J’ai voulu t’allaiter et ce n’est pas allé de soi, c’était pourtant supposé être naturel et intuitif. Mais on s’est accroché l’un à autre, toi à mon sein et moi à la volonté de faire de mon mieux.

Et puis, à mesure que tes yeux s’ouvraient davantage, que ta tête se redressait et que tu nous faisais entendre ta voix, tu t’es montré à nous. De bourgeon tu devenais un bouton de fleur.

Ta main s’est mise à toucher: tes parents, les chats, les objets, et plus seulement à serrer mécaniquement. Tu t’es mis à vouloir sucer et enfouir dans la bouche tout ce tu réussissais à saisir, en gazouillant.

Tu suis maintenant des yeux les images des livres qu’on te lit, tu nous souris, tu ris timidement ou aux éclats.
Tu serres ton lapin bleu contre toi pour t’endormir, tu enfouis ton visage dans ton doudou. Tu as un cri particulier quand tu as faim, et tu sembles poser un regard curieux sur le monde. Quand on t’assied à côté d’eux, tu observes les autres bébés de la vague laiteuse de l’été-automne 2024 : Jacob, Hadassa, Aria, Nour, Elon, Hélène, Saul, Alma, Ezra, Maor, Léo, Gabriel, Lavi, Ariane et Noa.

Le brouillard épais de la fournaise d’août s’est dissipé et je me suis remise à distinguer les couleurs à la faveur du doux hiver méditerranéen. Je me suis perdue plusieurs mois et j’ai finalement retrouvé mon chemin vers les nuances et les ambivalences de la vie.

La trotteuse a repris sa course après un long sommeil, mais son rythme est différent, plus lent, et parfois saccadé. Je m’y suis habituée.

Toi, tu es bien occupé à grandir, et la nuit tu souris dans tes rêves, tendre et confiant. Quand tu as faim tu ouvres la bouche sans inquiétude car tu sais qu’un biberon va bientôt venir s’y caler jusqu’à ce que tu sois rassasié. Nous nous sommes apprivoisés et avons appris à nous aimer petit à petit.

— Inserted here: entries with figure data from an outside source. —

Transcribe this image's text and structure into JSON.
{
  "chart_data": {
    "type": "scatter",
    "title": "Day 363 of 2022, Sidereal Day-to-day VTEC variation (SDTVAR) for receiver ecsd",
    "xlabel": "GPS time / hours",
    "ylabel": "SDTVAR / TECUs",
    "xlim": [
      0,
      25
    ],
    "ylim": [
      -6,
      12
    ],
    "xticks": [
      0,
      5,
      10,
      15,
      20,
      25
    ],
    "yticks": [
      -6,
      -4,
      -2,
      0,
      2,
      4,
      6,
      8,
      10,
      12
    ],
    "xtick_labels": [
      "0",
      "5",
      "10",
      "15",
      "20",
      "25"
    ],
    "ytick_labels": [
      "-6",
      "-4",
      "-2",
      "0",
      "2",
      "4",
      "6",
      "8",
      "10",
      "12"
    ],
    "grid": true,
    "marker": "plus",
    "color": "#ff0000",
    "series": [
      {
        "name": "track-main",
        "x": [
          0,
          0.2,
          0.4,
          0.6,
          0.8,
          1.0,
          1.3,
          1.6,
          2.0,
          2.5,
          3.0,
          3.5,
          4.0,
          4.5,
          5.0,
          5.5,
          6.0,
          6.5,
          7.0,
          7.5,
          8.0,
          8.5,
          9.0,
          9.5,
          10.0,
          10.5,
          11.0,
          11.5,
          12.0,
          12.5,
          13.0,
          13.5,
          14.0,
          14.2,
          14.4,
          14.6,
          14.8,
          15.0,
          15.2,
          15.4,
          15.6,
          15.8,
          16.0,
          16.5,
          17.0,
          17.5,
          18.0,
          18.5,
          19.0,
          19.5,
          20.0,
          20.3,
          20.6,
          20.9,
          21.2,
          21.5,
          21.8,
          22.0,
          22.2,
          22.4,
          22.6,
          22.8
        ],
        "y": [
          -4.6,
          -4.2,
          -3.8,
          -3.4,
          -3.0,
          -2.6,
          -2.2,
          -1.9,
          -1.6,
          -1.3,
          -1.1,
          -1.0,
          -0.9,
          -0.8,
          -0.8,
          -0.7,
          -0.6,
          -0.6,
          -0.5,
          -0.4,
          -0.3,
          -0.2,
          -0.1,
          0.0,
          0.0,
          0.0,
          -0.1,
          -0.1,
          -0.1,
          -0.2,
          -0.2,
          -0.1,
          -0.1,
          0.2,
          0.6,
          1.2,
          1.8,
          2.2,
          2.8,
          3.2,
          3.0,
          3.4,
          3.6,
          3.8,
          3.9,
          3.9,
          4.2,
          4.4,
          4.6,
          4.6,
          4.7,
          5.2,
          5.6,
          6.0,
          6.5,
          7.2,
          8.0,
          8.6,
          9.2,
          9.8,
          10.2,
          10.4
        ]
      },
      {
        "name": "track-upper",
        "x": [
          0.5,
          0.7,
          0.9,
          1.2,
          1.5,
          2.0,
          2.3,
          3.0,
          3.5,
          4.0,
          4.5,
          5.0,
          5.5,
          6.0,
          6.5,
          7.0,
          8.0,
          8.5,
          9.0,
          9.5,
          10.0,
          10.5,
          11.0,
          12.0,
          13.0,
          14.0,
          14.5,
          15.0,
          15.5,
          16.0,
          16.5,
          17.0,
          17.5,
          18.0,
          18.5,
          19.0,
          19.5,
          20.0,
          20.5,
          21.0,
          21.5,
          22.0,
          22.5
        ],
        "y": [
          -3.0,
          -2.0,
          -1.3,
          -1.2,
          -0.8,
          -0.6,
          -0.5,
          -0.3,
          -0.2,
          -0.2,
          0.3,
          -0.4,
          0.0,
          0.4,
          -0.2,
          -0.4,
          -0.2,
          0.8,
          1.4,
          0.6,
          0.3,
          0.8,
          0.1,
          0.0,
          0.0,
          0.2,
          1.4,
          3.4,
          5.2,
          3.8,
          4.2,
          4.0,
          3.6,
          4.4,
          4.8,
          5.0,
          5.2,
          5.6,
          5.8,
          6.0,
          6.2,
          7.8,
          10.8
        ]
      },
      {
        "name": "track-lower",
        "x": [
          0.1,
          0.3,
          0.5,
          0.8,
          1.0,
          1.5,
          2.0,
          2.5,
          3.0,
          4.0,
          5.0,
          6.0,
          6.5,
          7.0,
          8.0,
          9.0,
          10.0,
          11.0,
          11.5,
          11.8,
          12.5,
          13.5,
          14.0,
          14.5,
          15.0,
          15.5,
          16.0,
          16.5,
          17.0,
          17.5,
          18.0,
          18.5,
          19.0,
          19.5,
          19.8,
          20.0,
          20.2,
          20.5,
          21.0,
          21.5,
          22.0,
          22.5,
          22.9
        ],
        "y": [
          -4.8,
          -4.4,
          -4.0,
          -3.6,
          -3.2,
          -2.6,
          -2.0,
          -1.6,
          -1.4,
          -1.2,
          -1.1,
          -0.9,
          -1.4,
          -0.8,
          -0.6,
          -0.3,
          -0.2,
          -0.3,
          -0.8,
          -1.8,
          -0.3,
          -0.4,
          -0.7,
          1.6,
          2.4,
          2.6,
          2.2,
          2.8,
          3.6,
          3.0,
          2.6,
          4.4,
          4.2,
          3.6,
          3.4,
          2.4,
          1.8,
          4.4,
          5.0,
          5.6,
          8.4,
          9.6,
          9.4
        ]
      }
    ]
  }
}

Tu te réveilles toujours la nuit, mais un peu moins souvent, et vers six heures du matin quand tu finis ton biberon, le jour se lève et ces moments silencieux n’appartiennent qu’à nous.

Tu continues de nous surprendre mais tu fais maintenant partie de l’équilibre, comme au Brésil lorsqu’on accroche les orchidées aux arbres et que leurs racines finissent par faire partie du tronc pour ne former qu’un ensemble.